Diverse Learning 

Parent Read

This week’s recommended reading focuses on the importance of social-emotional learning, or SEL. This is the process of developing the skills and knowledge needed to understand and manage one’s own emotions, as well as those of others. It’s all about building a foundation of self-awareness, self-regulation, motivation, empathy, and social skills that are crucial for success in life.

Newman English 3-6 - Children's Book Council of Australia

This term our students embark on the CBCA Shadow Judging Program. This program invites young voices from groups across Australia to join the conversation about our annual Book of the Year Shortlist and choose their own winners. The children will read and evaluate the following shortlisted books. In fact these books are highly recommended texts for all of our students. 

Professional Learning - Gifted Education Online 1

This week a number of our newly recruited staff members have commenced the Gifted Education Course 1 as part of their professional development. GEO1 is offered to all SCS teachers, to help them develop knowledge, skills and understanding of gifted education. All teachers at OLF are trained in this course.

 

 

 

 

 

 

Mrs Jo Ford | Newman Facilitator

 

 

 

How To Support Your Child's Understanding of What They Are Reading 

 

Many children have difficulty learning the basic skills of reading. Others seem to be able to read the words on the page but cannot put the individual words together to form the meaning of a sentence or story.  These children often benefit from a reading (and/or IQ)  assessment which would be discussed with you before being arranged to be conducted at school by an educational psychologist.  These assessments will indicate your child's relative strengths and weaknesses in reading and learning. 

 

This assessment may also show that your child appears to have underlying language and/or memory difficulties.
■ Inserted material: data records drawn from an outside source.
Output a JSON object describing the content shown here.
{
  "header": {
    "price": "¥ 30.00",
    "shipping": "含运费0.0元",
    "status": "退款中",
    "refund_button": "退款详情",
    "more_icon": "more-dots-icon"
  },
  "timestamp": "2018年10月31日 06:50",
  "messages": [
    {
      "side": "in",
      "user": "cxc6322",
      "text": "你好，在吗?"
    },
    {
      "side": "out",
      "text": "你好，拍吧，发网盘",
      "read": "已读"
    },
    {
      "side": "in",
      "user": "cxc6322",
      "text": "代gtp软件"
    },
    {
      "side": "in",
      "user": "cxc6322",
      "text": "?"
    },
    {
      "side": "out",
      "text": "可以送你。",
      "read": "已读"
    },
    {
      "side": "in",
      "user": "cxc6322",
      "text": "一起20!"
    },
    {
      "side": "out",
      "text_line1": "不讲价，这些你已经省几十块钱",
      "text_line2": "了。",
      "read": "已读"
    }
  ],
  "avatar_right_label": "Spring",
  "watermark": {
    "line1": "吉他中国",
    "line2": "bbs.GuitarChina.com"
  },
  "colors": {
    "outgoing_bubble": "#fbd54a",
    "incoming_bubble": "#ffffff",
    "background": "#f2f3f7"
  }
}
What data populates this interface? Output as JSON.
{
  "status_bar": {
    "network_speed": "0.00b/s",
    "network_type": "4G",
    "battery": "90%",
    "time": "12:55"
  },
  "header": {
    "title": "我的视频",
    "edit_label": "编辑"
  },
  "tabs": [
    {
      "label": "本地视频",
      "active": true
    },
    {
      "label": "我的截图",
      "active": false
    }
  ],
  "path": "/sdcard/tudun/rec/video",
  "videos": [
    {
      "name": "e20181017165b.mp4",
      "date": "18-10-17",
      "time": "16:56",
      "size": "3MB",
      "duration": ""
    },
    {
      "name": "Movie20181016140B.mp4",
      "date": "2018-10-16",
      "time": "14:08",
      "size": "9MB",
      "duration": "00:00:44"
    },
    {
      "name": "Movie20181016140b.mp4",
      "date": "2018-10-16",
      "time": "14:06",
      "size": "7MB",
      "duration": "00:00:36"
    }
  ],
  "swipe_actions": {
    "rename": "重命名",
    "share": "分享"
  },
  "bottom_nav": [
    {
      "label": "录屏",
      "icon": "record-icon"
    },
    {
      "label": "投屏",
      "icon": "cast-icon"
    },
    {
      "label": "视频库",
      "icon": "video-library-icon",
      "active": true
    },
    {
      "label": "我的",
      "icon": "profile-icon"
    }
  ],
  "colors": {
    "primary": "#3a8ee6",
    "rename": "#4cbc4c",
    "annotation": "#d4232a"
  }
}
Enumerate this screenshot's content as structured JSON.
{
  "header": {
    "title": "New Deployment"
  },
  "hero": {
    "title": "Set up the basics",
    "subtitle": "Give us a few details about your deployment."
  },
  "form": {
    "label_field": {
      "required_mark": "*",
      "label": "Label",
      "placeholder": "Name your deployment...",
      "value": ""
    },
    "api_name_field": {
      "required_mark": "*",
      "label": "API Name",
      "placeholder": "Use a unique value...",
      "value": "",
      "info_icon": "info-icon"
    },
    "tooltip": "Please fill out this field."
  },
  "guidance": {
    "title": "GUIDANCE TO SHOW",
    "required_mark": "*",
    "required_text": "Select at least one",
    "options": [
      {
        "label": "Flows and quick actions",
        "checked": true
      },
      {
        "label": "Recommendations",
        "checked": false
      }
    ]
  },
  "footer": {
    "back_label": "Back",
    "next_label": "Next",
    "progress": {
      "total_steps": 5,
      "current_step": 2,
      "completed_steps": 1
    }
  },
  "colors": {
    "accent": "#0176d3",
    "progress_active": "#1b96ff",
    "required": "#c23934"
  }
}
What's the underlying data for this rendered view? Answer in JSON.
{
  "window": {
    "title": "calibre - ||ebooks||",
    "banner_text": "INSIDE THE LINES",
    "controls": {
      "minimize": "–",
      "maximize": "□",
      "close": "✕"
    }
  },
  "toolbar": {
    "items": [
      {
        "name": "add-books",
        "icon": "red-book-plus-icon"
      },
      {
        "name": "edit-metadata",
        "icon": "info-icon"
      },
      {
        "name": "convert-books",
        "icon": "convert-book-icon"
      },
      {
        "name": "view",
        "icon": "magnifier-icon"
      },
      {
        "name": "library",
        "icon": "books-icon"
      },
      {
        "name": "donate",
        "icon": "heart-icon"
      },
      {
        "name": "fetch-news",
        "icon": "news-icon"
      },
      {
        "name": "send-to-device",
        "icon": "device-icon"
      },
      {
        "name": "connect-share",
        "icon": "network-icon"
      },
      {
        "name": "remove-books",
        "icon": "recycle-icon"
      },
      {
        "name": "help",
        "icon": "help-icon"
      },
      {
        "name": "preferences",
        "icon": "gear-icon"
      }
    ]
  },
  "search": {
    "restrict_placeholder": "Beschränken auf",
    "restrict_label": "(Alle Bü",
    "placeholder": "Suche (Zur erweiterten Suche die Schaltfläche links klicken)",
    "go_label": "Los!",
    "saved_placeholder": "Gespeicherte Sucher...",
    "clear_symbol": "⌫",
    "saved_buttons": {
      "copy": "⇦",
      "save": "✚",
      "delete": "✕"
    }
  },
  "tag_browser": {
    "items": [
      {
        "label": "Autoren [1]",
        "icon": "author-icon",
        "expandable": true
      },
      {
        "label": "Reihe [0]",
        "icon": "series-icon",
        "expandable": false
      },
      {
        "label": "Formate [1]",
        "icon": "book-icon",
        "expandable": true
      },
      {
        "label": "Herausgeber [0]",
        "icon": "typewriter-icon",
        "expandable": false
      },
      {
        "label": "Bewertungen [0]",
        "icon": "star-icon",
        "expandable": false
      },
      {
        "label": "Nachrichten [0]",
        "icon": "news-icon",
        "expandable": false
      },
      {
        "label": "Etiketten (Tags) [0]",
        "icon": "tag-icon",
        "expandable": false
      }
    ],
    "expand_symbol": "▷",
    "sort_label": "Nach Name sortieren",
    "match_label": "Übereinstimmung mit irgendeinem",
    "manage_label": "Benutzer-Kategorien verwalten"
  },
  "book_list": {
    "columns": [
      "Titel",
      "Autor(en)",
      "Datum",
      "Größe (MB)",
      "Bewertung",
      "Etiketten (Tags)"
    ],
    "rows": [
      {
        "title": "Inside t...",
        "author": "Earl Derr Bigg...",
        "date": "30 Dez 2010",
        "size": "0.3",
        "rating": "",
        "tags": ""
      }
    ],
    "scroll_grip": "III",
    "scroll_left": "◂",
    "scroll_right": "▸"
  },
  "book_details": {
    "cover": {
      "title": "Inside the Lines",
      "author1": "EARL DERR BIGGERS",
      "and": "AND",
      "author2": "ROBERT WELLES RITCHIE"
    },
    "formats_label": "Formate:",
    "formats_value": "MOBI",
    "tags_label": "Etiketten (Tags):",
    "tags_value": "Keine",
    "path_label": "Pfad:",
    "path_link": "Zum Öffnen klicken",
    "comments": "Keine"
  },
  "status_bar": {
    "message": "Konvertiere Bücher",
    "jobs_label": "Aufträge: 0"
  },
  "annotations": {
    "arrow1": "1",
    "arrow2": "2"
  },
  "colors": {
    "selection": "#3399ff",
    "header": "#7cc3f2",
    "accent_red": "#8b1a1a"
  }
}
The psychologist would be able to give suggestions to develop your child skills in these areas and this information would be passed on to your child's class teacher.  A speech pathologist may also be able to give you information/ ideas to help your child at home.

 

 Things that you can do to help at home…

  • Make sure the books that your child is trying to read are at the right level for them.  If the books that your child is trying to read are too hard for them,  they may be stumbling over words. If your child is concentrating on decoding each individual word,  it is likely that they will lose the overall meaning of the story.

 

  • Encourage your child to make use of pictures (and things that have already happened in the story) to build up an overall idea of what is happening. This will help your child to predict and read words more accurately and fluently.

 

  • Encourage your child to use expression in their voice when they are reading out loud.  This may mean being a good example by:
    • using lots of expression yourself when you read to your child.
    • explaining to your child what question marks (?),  exclamation marks (!), commas (,) and full stops (.) mean and what you do to your voice when you come to them.
    • Reading familiar books over and over again- If your child already knows the story they should be able to predict many of the words,  this will give them an opportunity to concentrate on using expression in their voice when they read them.

 

  • One way of finding out how well your child is understanding what they have read is to ask them to tell you what has happened in their own words.  This will be particularly effective if your child has not heard the story before.

 

  • Encourage your child to use their imagination to form a picture in their mind of what they are reading.  This picture is as detailed as possible and your child should be able to describe to you the- size, shape, colour, number, location, feelings and background of what is happening in the story.

 

  • Start by encouraging your child to imagine just the most important words in the sentence (without letting your child see the picture)  and gradually increase the amount that your child has to imagine without pictures.  This strategy is called Visualising and Verbalising, more information can be found online. For example,  if you are reading the “Little Mermaid”-  First, ask your child to imagine the mermaid, then gradually increase how many things your child could imagine such as where she was, the creatures in the sea, what the prince looks like etc.

 

  • One way to help your child understand what they have read is to find a wordless book.  Take strips of paper and write one or two sentences on each strip to describe each picture in the book.  Place sentences in a hat and have your child pick out a sentence,  read it and find a picture that it relates to.

 

  • Another fun way of doing this is to write (or photocopy) the writing from a page of your child's book at the bottom of an A4 piece of paper.  Ask your child to read the writing, close their eyes and imagine it happening.  Once they have done this, and described to you what they imagine happening, then ask them to draw what they have imagined on the paper.  Your child can illustrate their own book this way.